If you like taking a peek under the hood of a search engine, and seeing how it might work, a new patent granted to Google provides some interesting insights.
It describes how a search query might start at a standard index, and if there aren’t enough results within that index, look for more in an extended index to return to a searcher.
System and method for searching an extended database
Invented by Kourosh Gharachorloo, Fay Wen Chang, Deborah Anne Wallach, Sanjay Ghemawat, and Jeffrey Dean
Assigned to Google
US Patent 7,174,346
Granted February 6, 2007
Filed September 30, 2003
Once a search query is received from a user, a standard index is searched based on the search query. The standard index forms part of a set of replicated standard indexes having multiple instances of the standard index. A signal is then determined based on the search of the standard index. When the received signal meets predefined criteria, an extended index is searched. The extended index forms part of a set of extended indexes having at least one instance of the extended index. There are fewer instances of the extended index than instances of the standard index. Extended search results are then obtained from the extended index and at least a portion of the extended search results is transmitted towards a user.
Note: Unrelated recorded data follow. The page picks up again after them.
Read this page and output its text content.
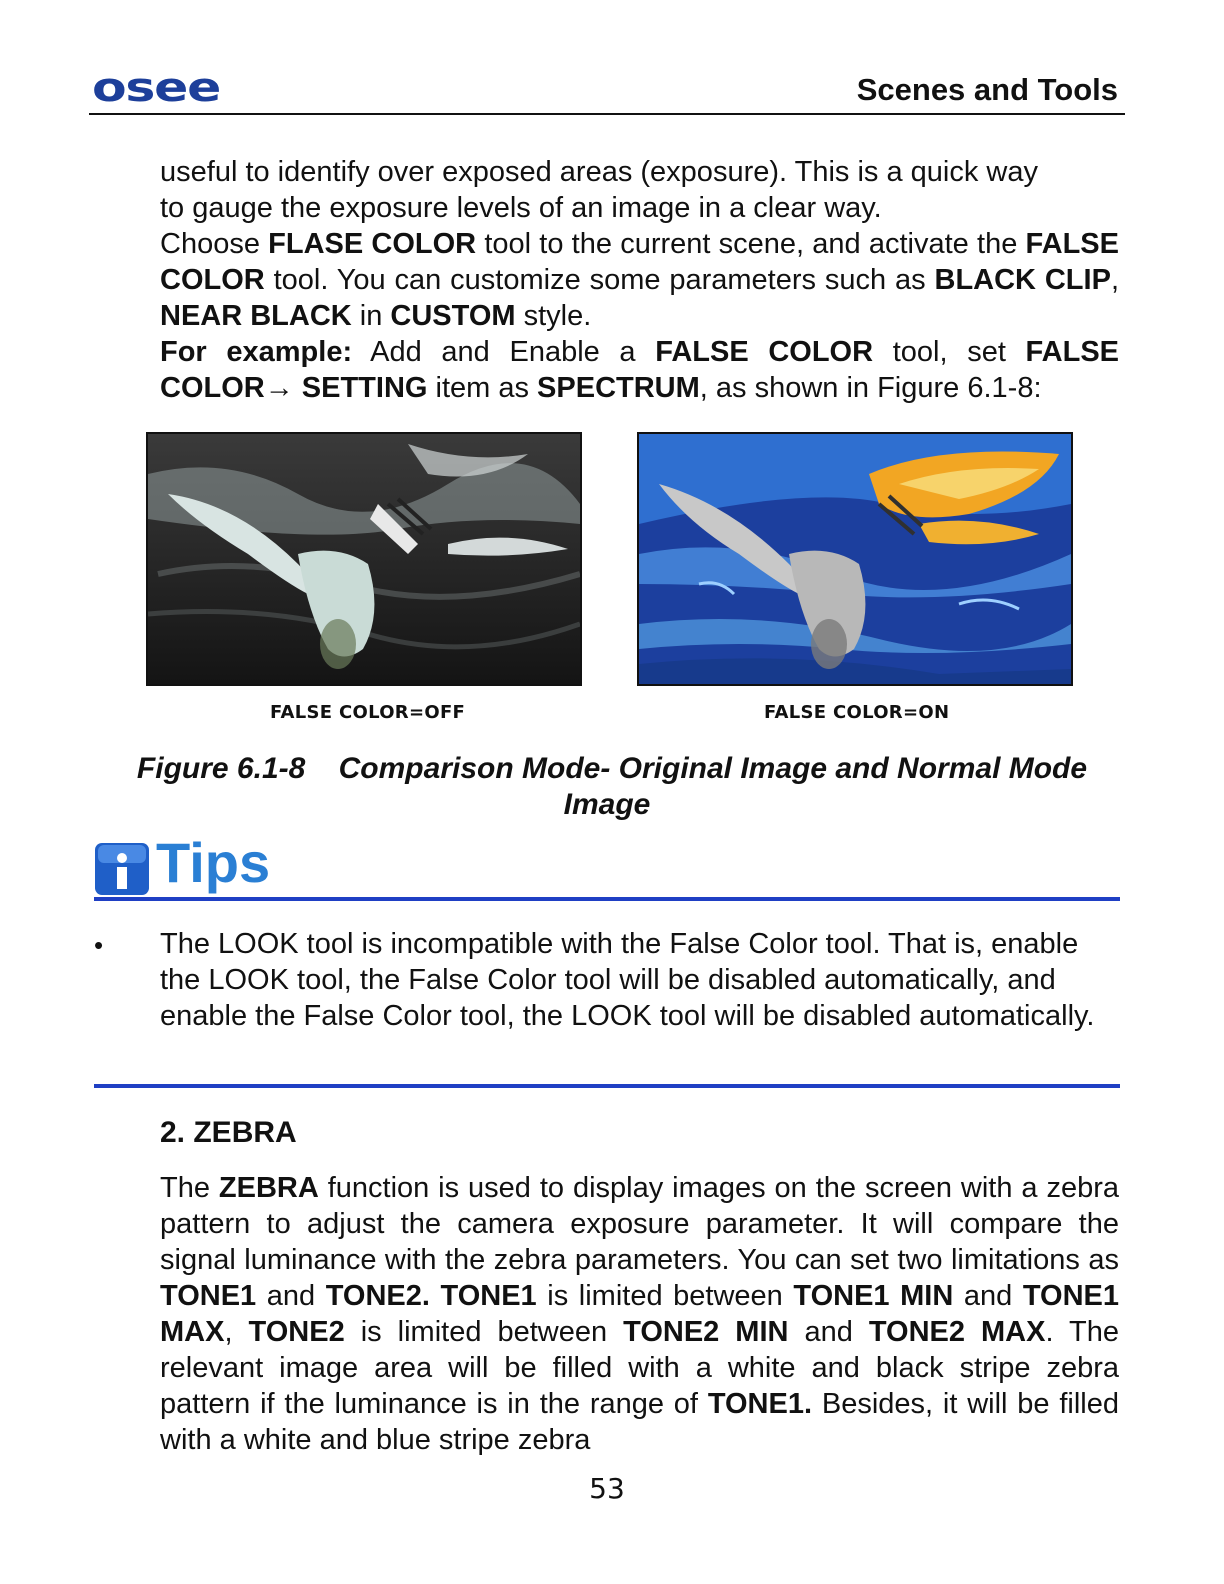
osee	Scenes and Tools
useful to identify over exposed areas (exposure). This is a quick way
to gauge the exposure levels of an image in a clear way.
Choose FLASE COLOR tool to the current scene, and activate the FALSE COLOR tool. You can customize some parameters such as BLACK CLIP, NEAR BLACK in CUSTOM style.
For example: Add and Enable a FALSE COLOR tool, set FALSE COLOR→ SETTING item as SPECTRUM, as shown in Figure 6.1-8:
FALSE COLOR=OFF	FALSE COLOR=ON
Figure 6.1-8    Comparison Mode- Original Image and Normal Mode
Image
Tips
• The LOOK tool is incompatible with the False Color tool. That is, enable the LOOK tool, the False Color tool will be disabled automatically, and enable the False Color tool, the LOOK tool will be disabled automatically.
2. ZEBRA
The ZEBRA function is used to display images on the screen with a zebra pattern to adjust the camera exposure parameter. It will compare the signal luminance with the zebra parameters. You can set two limitations as TONE1 and TONE2. TONE1 is limited between TONE1 MIN and TONE1 MAX, TONE2 is limited between TONE2 MIN and TONE2 MAX. The relevant image area will be filled with a white and black stripe zebra pattern if the luminance is in the range of TONE1. Besides, it will be filled with a white and blue stripe zebra
53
Some of the topics covered include:
1. Routing of queries to different data centers
2. How search cache servers work
3. How standard index servers are configured, including the use of partitions
4. What happens when there are too many results found in a standard server and those may be truncated.
5. Where filtering of duplicate results may happen
6. When documents in an extended index may be returned in response to a query
7. How terms may be mapped to documents in different partitions.